The proliferation of data makes traditional IT visibility tools ineffective, unable to distinguish usual information from that which could constitute a threat. How to do it?
Modern IT systems are full of a constant stream of data that convey information about performance and security. This data is essential for IT professionals who need to ensure the uninterrupted operation of IT infrastructures.
The problem is that with such a volume of information, it is almost impossible to distinguish between regular information and information that could pose a threat. Visibility alone is not enough to differentiate valuable resources from useless information. Only increasingly sophisticated systems capable of interpreting and prioritizing information, not just collecting it and then intervening, are up to the task.
Unfortunately, today, most observability tools do not work this way. They generate alerts, log events and report anomalies. Even though technology is constantly evolving, people don’t always understand what’s happening and how to react.
Let’s take the example of a typical international company that uses a hybrid architecture. The latter includes mission-critical applications hosted by multiple cloud service providers, but also legacy systems on-premises. All of these systems are monitored by dozens of monitoring tools that generate thousands of alerts per day.
Some of them are false positives, others reveal minor regulatory violations, but somewhere amidst all this useless information lies a real threat to company security. And by the time it is detected, it is sometimes already too late.
Increased intelligence of observability functions
Additional tools and more visibility alone cannot fill the gaps. What is needed is a new, highly sophisticated level of observability that can function more like a human brain and filter out extraneous information, recognize essential information, and trigger the right interventions at the right time. We need an intelligent system capable of “thinking” for itself.
One reason we need it is that IT teams have tended to invest in separate tools that often lack context awareness capabilities. It is therefore up to the members of the IT team to establish connections and decide whether an alert is to be taken seriously, to identify the root cause and to initiate the appropriate corrective measures. In highly dynamic environments, these human-led assessments sometimes take time, which amplifies the risk.
On the other hand, an intelligent observability system would not only detect known problems. It would spot anomalies in real time through context-aware monitoring, then assess their severity and potential impact based on their technical and business relevance, as well as the risk they present.
Rather than treating each signal the same way, it would prioritize them based on urgency and risk, to help teams focus on what matters.

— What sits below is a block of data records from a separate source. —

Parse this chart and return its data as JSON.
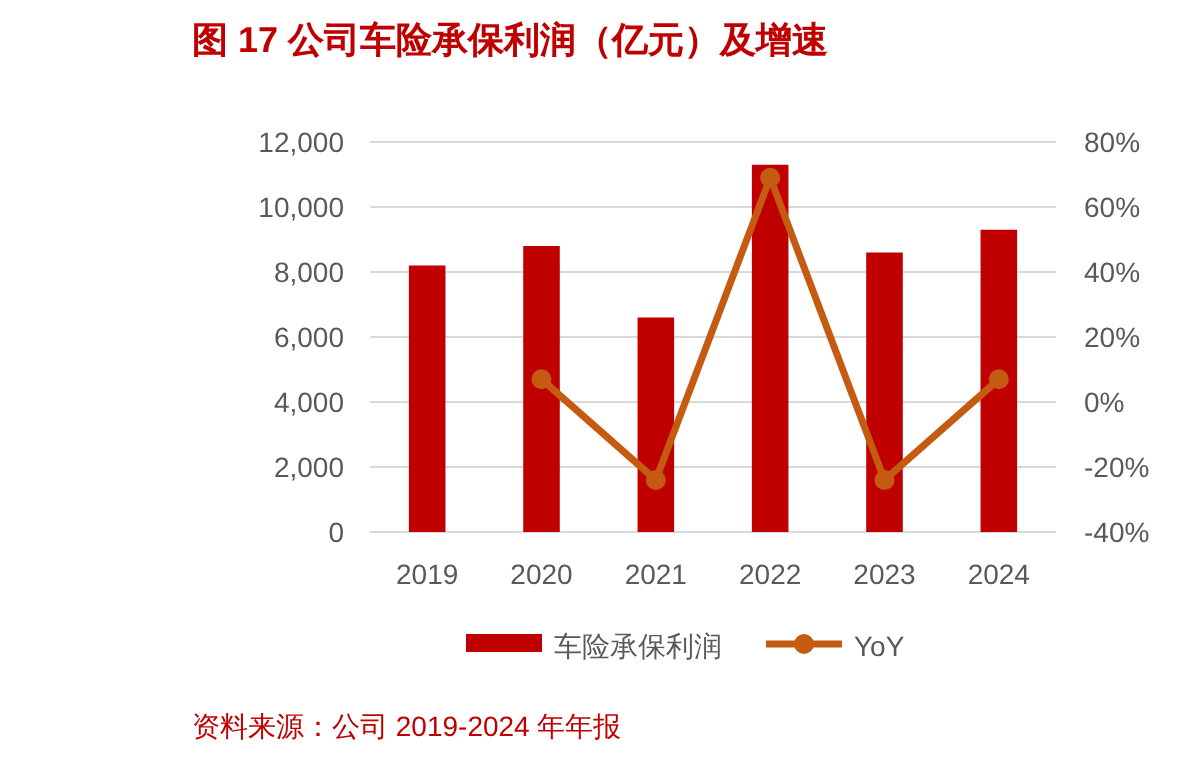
{
  "chart_data": {
    "type": "bar",
    "title": "图 17 公司车险承保利润（亿元）及增速",
    "categories": [
      "2019",
      "2020",
      "2021",
      "2022",
      "2023",
      "2024"
    ],
    "series": [
      {
        "name": "车险承保利润",
        "color": "#c00000",
        "values": [
          8200,
          8800,
          6600,
          11300,
          8600,
          9300
        ]
      },
      {
        "name": "YoY",
        "type": "line",
        "axis": "y2",
        "color": "#c55a11",
        "marker": "circle",
        "values": [
          null,
          7,
          -24,
          69,
          -24,
          7
        ]
      }
    ],
    "ylim": [
      0,
      12000
    ],
    "yticks": [
      {
        "value": 0,
        "label": "0"
      },
      {
        "value": 2000,
        "label": "2,000"
      },
      {
        "value": 4000,
        "label": "4,000"
      },
      {
        "value": 6000,
        "label": "6,000"
      },
      {
        "value": 8000,
        "label": "8,000"
      },
      {
        "value": 10000,
        "label": "10,000"
      },
      {
        "value": 12000,
        "label": "12,000"
      }
    ],
    "y2lim": [
      -40,
      80
    ],
    "y2ticks": [
      {
        "value": -40,
        "label": "-40%"
      },
      {
        "value": -20,
        "label": "-20%"
      },
      {
        "value": 0,
        "label": "0%"
      },
      {
        "value": 20,
        "label": "20%"
      },
      {
        "value": 40,
        "label": "40%"
      },
      {
        "value": 60,
        "label": "60%"
      },
      {
        "value": 80,
        "label": "80%"
      }
    ],
    "grid": "y",
    "legend": "bottom",
    "annotations": [
      "资料来源：公司 2019-2024 年年报"
    ]
  }
}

Most importantly, it would support automation functions to facilitate the application of common fixes and containment measures. Additionally, rather than scattering information across multiple disconnected views, such a system would consolidate data from on-premises and cloud environments into a single, cohesive view.
This type of system does more than just monitor networks and computer systems. He supervises all components and is ready to intervene, if necessary.

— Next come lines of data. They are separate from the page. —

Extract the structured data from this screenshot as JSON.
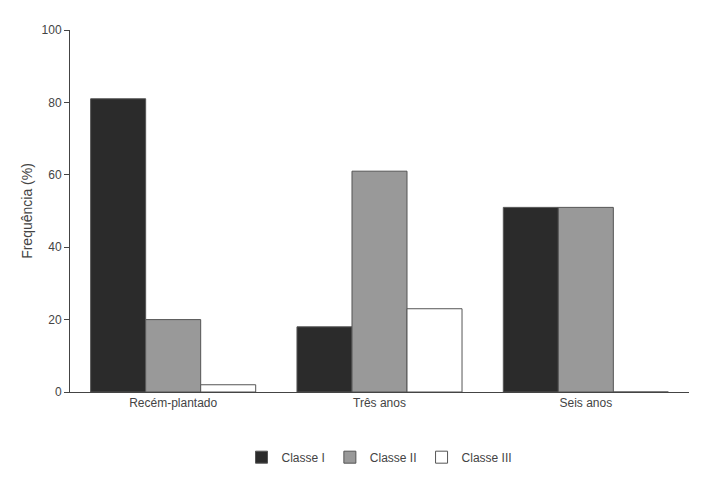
{
  "chart_data": {
    "type": "bar",
    "categories": [
      "Recém-plantado",
      "Três anos",
      "Seis anos"
    ],
    "series": [
      {
        "name": "Classe I",
        "color": "#2b2b2b",
        "values": [
          81,
          18,
          51
        ]
      },
      {
        "name": "Classe II",
        "color": "#999999",
        "values": [
          20,
          61,
          51
        ]
      },
      {
        "name": "Classe III",
        "color": "#ffffff",
        "values": [
          2,
          23,
          0
        ]
      }
    ],
    "ylabel": "Frequência (%)",
    "ylim": [
      0,
      100
    ],
    "yticks": [
      0,
      20,
      40,
      60,
      80,
      100
    ],
    "grid": false,
    "legend": "bottom"
  }
}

So when will this system be available?
The good news is that we are making progress. AI-driven observability is moving from ambition to implementation. Anomaly detection based on behavioral benchmarks is becoming increasingly accessible and helps teams distinguish real issues from false alerts. Alert correlation and intelligent anomaly escalation processes have improved and help reduce alert desensitization by routing relevant signals to the right people at the right time.
Some observability platforms (including SolarWinds) already consolidate monitoring, analysis, and response operations into more cohesive workflows. There remains the issue of integrating into various hybrid environments, but the pillars of intelligent observability are now in place.
Yet what is still missing is a type of system-wide intelligence that can replicate nuanced human decision-making. Most observability tools still rely on thresholds, templates or predefined rules. True context awareness, the ability to understand why an event is happening and determine what action to take, is still developing. But the trajectory is well defined.
Why it matters now
According to a recent SolarWinds AI and Observability report that focuses on the public sector, three-quarters of respondents said managing hybrid environments is complicated. Their main concerns include data protection, difficulty of integration and lack of visibility into systems.
The fact that observability tools are often in silos, one for the cloud, the other for on-premises systems with separate platforms for detection, logging and remediation, only further complicates the management of these complex environments.
Security further accentuates this unpredictability. In this report, more than half of IT professionals indicate that errors made internally are partly responsible for serious threats while 59% emphasize that increasingly sophisticated attacks come from the outside. With the advent of generative AI, these external threats are more scalable and targeted, increasing the pressure already on overworked IT teams.
That’s why the solution isn’t about adding more tools, it’s about reducing complexity, improving visibility, and taking smart action quickly. This is exactly what an observability system does, working more like a brain, because computer systems should do more than just observe. They must understand.